Editor’s Note:
This article is the fourth in our series relative to federal issues affecting the horse industry. This week’s article deals with the reduction in tax rates and the elimination of the estate tax. Tax issues are a major area of concern for owners as this article clearly points out.
Tax Rates Reduced - Estate Tax Eliminated
Introduction
The horse industry has long supported efforts to reduce personal tax rates and eliminate the estate tax and the American Horse Council has worked with other interests in Washington toward these goals.
Previously, the federal estate tax provided for a top rate of 55 percent.
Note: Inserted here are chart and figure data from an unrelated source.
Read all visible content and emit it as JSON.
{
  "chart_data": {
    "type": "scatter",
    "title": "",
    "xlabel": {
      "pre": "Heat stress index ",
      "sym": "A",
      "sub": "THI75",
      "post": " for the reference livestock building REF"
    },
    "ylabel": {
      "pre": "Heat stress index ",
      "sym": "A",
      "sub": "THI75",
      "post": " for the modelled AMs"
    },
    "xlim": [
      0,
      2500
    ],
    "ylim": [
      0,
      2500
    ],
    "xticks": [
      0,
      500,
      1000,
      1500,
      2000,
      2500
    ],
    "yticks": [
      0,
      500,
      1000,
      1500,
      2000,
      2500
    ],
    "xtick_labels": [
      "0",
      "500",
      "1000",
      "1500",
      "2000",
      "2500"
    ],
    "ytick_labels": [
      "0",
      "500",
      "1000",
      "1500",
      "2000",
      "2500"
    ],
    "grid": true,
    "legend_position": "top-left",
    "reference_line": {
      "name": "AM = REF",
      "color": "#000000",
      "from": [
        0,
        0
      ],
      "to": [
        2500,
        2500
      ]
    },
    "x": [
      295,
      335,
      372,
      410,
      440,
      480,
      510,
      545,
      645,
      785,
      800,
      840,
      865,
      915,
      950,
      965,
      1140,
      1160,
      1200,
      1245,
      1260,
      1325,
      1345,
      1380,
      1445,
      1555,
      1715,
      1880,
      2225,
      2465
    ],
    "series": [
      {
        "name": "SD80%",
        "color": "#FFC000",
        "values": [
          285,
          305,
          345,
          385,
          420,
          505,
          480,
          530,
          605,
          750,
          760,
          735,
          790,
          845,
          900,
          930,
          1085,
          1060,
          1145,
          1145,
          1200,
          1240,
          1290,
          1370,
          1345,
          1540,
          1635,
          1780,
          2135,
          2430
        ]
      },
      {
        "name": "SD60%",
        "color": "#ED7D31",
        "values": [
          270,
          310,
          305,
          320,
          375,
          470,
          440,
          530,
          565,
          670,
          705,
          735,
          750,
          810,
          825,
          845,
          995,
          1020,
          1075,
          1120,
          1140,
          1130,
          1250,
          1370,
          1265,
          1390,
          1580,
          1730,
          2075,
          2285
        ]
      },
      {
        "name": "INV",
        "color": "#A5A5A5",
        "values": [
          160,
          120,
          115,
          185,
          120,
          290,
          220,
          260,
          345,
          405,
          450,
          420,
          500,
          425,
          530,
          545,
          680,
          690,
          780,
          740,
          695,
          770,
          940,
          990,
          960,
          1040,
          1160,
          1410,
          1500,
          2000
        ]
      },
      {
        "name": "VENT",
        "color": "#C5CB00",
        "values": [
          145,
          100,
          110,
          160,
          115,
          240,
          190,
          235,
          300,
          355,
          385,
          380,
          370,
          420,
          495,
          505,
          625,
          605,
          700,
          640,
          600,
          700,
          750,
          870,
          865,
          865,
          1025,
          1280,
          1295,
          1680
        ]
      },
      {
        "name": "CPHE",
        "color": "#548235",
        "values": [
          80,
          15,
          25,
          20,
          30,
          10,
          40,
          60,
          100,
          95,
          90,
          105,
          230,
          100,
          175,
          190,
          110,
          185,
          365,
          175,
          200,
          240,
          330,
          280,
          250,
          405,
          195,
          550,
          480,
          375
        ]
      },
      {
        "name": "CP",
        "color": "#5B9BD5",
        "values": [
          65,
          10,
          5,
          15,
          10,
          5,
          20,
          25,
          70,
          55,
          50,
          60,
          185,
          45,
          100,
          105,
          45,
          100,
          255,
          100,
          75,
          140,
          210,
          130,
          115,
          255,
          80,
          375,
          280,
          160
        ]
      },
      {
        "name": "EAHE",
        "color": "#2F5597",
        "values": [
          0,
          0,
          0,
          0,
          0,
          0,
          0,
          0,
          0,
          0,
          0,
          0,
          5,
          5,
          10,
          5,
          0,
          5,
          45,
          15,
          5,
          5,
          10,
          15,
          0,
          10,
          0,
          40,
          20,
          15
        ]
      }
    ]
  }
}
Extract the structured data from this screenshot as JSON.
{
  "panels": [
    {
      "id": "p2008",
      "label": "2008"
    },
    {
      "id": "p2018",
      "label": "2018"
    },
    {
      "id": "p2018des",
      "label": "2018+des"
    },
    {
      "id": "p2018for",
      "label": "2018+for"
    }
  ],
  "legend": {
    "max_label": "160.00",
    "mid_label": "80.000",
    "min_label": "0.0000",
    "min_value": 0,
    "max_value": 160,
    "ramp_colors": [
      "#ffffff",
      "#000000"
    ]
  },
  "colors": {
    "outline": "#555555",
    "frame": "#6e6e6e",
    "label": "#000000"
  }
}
This rate often forced the heirs of a family owned business, like a horse farm, training facility or ranch, to sell land or other business assets in order to raise funds to pay the estate taxes.
Background
Bills were introduced in the last few Congresses to eliminate the so-called “death tax.” Some passed the House or Senate; some passed both houses; but none did both and survived a Presidential veto.
On March 15, 2001, the Senate Finance Committee held hearings to explore the ramifications of the estate tax. Other committees also held hearings. In addition, the Bush Administration pushed for a repeal of this tax in the President’s 2001 tax plan.
Congressional Action
Finally, last summer Congress passed, and the President signed, the Economic Growth and Tax Relief Reconciliation Act of 2001. This bill reduced federal income tax rates and eliminated the estate tax. The top individual tax rate dropped to 38.6% in 2001-2003, to 37.6% in 2004-2005 and to 35% in 2006 and later. There were corresponding reductions in the lower tax rates.
The tax bill also raised the estate tax exemption to $1 million in 2002-2003, $1.5 million in 2004-2005, $2 million in 2006-2008 and $3.5 million in 2009 and thereafter.
The top estate and gift tax rate was also reduced from 55% to 45% over the 10 year period. The rate will drop to 50% in 2002, 49% in 2003, 48% in 2004, 47% in 2005, 46% in 2006, and 45% in 2007-2009.
Unfortunately, all of these reductions will be repealed automatically in 2010, unless Congress makes the changes permanent. Rates in effect prior to the changes will return at that time.
The 2001 tax bill also expanded the availability of qualified conservation easements by eliminating the requirement that the land be located within a certain distance from a metropolitan area, national park, wilderness area, or Urban National Forest. Thus, a qualified conservation easement may be claimed for any land that is located in the United States or its possessions.
The new law also increased the individual alternative minimum tax by $2,000 for single taxpayers and $4,000 for married taxpayers filing joint returns for 2001 through 2004.
AHC Position
Elimination of the estate tax was an important goal for the AHC.
The AHC will support any efforts to make permanent the favorable changes enacted by the Economic Growth and Tax Relief Reconciliation Act of 2001.